According to official records, Jeanne Calment's daughter Yvonne died of pleurisy in 1934, but Zak contends that it may have been Jeanne who died that year and that her daughter assumed her identity and continued out her life pretending to be her mother.

"After studying this case as deep as I could, I can state that the liklihood that Jeanne Calment had really set a record of longevity is extremely low," he wrote, before outlining a series of arguments supporting his claim.

For instance, according to Zak, after Yvonne died, Calment reportedly shared an apartment with her son-in-law until he died in 1963 and helped raise the couple's son. In some of the censuses from the time, Zak said the son-in-law was first labeled as "married" before it was corrected to "widower."

He also points to physical differences between a 1930s-era identity card for Jeanne Calment and the physical description of the woman who died in 1997. The identity card lists Calment's eye and hair color as black and her height around 4 feet 11 inches. But, Calment was later described at 114 as having light grey eyes and reportedly was said to have had chestnut brown hair when she was younger. She was also only 3/4 inch shorter than she had been in 1930s, which Zak said doesn't seem to be consistent with the average changes in height for a woman as she ages. He believes she would have been shorter at the time of her death and pointed to photos that show that Yvonne had been taller than her mother.

He also reviewed interviews Calment had given to the media after her notoriety began to grow, and said there were several  times where she appeared to confuse facts about her life.
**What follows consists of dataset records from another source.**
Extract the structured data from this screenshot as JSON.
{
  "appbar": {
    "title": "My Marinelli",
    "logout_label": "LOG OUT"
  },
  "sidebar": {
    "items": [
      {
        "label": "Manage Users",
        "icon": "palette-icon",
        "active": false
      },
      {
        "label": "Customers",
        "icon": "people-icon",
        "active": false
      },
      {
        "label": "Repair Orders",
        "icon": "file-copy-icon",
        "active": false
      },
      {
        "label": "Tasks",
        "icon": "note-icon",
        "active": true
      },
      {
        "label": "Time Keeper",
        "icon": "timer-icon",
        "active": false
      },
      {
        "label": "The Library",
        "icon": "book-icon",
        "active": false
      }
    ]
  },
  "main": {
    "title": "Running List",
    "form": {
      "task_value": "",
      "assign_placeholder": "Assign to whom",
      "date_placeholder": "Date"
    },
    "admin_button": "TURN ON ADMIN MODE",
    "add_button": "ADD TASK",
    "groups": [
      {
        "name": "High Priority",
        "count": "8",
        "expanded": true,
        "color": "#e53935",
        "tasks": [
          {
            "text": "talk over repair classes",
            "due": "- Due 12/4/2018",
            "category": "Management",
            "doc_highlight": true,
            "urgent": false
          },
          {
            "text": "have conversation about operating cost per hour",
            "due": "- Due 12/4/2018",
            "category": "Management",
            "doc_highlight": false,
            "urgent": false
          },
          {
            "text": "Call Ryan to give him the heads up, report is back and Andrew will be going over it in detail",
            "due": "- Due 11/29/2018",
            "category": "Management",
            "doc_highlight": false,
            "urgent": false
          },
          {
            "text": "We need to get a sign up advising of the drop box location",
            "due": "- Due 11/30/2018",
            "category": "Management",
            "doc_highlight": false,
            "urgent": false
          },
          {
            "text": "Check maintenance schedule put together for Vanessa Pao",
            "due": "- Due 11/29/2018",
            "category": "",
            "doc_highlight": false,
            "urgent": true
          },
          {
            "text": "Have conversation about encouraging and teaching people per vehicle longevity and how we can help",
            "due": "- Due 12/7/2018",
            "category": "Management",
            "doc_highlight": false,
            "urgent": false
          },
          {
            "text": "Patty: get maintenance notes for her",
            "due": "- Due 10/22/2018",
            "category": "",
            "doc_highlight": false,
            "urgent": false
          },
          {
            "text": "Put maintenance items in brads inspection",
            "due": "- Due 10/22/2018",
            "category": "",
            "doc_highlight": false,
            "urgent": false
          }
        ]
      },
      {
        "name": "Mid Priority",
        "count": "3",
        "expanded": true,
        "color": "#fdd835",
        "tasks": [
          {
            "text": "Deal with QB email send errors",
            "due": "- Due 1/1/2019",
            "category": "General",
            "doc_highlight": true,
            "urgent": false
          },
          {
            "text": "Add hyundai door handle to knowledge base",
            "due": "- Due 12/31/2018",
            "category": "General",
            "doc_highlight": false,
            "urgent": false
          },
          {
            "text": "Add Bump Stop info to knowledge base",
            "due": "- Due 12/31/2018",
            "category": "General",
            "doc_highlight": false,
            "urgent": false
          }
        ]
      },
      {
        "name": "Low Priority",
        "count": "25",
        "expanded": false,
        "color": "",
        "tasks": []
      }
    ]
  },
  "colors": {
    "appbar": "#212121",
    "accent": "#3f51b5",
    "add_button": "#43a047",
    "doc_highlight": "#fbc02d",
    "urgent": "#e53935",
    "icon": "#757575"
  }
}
"Jeanne was reluctant to give detailed answers about her family; she confused her grandmother with Yvonne's grandmother, her husband with her father, et cetera," he wrote. 

According to Zak, Calment even instructed a relative to burn family photographs after she had begun receiving attention for her age.

Novoselov, who helped with the investigation, said he always had "doubts" about the woman's age.

"The state of her muscle system was different from that of her contemporaries. She could sit up without any support. She had no signs of dementia," he said, according to the New York Post.

If, in fact, the woman who died in 1997 was Yvonne Calment, she would've been 99.

The motivation for the identity switch, Zak believes, could have been to avoid an inheritance tax, which he said could have been as high as 35 percent on large assets during the 1930s.

He also said Calment initially shied away from any attention about her age until after she surpassed the age of 110 and then seemed to relish in the attention.

Before Calment earned the distinction as the world's oldest person, her identity was authenticated by a group that included French demographer and gerontologist Jean-Marie Robine.

Robine criticized the new claims saying it "never examines the facts in favor of the authenticity of the longevity of Madame Calment," the Post reports.

Robine, who said he never had any doubts about the authenticity about the documents, believes the report "appears to me to be defamatory against her family."

After Calment, the next oldest person in history is American Sarah Knauss, who died in 1999 at the age of 119.